Lanuvio, Severoni, quando il candidato porta in dote la duplice esperienza pubblico-privato

Domenica 12 giugno si voterà anche a Lanuvio. Tra i candidati al consiglio comunale ci sarà anche Emilio Severoni, 58 anni, Civitano doc, che vanta una grande esperienza manageriale nel settore pubblico e privato.

Perché ha scelto di candidarsi al Consiglio Comunale di Lanuvio?
Guardi, sono cresciuto a Lanuvio, dove vivo con la mia famiglia dalla nascita. Sono innamorato della mia Città, una delle più belle della provincia di Roma e, raccogliendo l’invito di Andrea Volpi, ho deciso di mettere a disposizione della mia Comunità la competenza e l’esperienza maturata in tanti anni di lavoro nella pubblica amministrazione. Lanuvio è parte integrante della mia vita. E’ l’infanzia all’Oratorio dei Salesiani, con il ricordo sempre vivo di Don Pandolfi che ha aiutato me e tanti ragazzi a crescere e maturare in modo sano, è il ricordo del Tranv dove con gli amici ascoltavamo la musica del jukebox mentre giocavamo a biliardino, è il ricordo della Piazza dietro al Fontanone dove giocavamo a Papà Girolamo, senza dimenticare le interminabili partite a “Mazza e Pirolo” al parcheggio sottostante la Torre. Lanuvio è passione per la storia e l’archeologia grazie alla quale, insieme a tanti amici, ho potuto scoprire ed innamorarmi di una Città dal sapore magico.
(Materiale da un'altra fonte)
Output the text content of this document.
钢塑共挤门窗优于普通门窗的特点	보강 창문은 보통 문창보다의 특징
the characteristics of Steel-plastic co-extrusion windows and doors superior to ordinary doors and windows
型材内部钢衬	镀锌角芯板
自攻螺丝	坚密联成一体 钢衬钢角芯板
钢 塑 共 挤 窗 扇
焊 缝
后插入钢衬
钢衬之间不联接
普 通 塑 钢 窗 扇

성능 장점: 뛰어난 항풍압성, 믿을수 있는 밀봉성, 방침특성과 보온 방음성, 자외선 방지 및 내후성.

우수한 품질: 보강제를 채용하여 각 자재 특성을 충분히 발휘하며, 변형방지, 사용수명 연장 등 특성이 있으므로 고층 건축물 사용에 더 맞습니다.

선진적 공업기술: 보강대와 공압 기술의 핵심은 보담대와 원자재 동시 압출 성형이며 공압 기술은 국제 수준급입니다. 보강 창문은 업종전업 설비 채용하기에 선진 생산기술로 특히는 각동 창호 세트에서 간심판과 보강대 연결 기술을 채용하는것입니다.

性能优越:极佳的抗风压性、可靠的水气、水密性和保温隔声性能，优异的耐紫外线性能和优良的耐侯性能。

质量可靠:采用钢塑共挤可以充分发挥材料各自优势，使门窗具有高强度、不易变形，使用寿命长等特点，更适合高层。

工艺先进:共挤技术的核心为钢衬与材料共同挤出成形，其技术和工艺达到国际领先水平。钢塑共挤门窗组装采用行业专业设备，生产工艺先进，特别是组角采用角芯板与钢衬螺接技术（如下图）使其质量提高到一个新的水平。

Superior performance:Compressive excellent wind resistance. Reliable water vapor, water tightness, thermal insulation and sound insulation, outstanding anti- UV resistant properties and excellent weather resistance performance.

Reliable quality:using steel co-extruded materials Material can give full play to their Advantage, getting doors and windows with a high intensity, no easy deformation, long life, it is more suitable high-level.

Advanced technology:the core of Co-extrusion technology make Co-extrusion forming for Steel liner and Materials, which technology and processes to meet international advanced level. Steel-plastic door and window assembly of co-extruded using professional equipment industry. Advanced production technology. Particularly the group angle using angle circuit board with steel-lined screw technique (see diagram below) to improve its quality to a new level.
Che cosa farà se sarà eletto in Consiglio?
Mi piacerebbe, insieme agli altri candidati della Lista Lanuvio per la Democrazia, aiutare Andrea Volpi a continuare a cambiare il volto di Lanuvio. Ho tanti progetti in mente, due su tutti: uno riguarda il Centro Storico. Penso ad un Borgo “Medievale “ che possa ospitare eventi a tema tutto l’anno. Un Borgo ancora più vivo, con la presenza di attività commerciali legate al mondo culturale ed enogastronomico in grado di produrre economie e occupazione. L’altro progetto è legato al settore dell’Agricoltura. Lanuvio, con le sue splendide campagne, presenta storicamente una forte vocazione agricola. Penso che, insieme agli altri comuni dei Castelli Romani, potremmo costituire il Distretto del Cibo, un progetto del Ministero delle Politiche Agricole e Forestali capace di mettere in sinergia i prodotti tipici del nostro territorio: vino, olio, funghi , kiwi ed altre eccellenze del nostro territorio.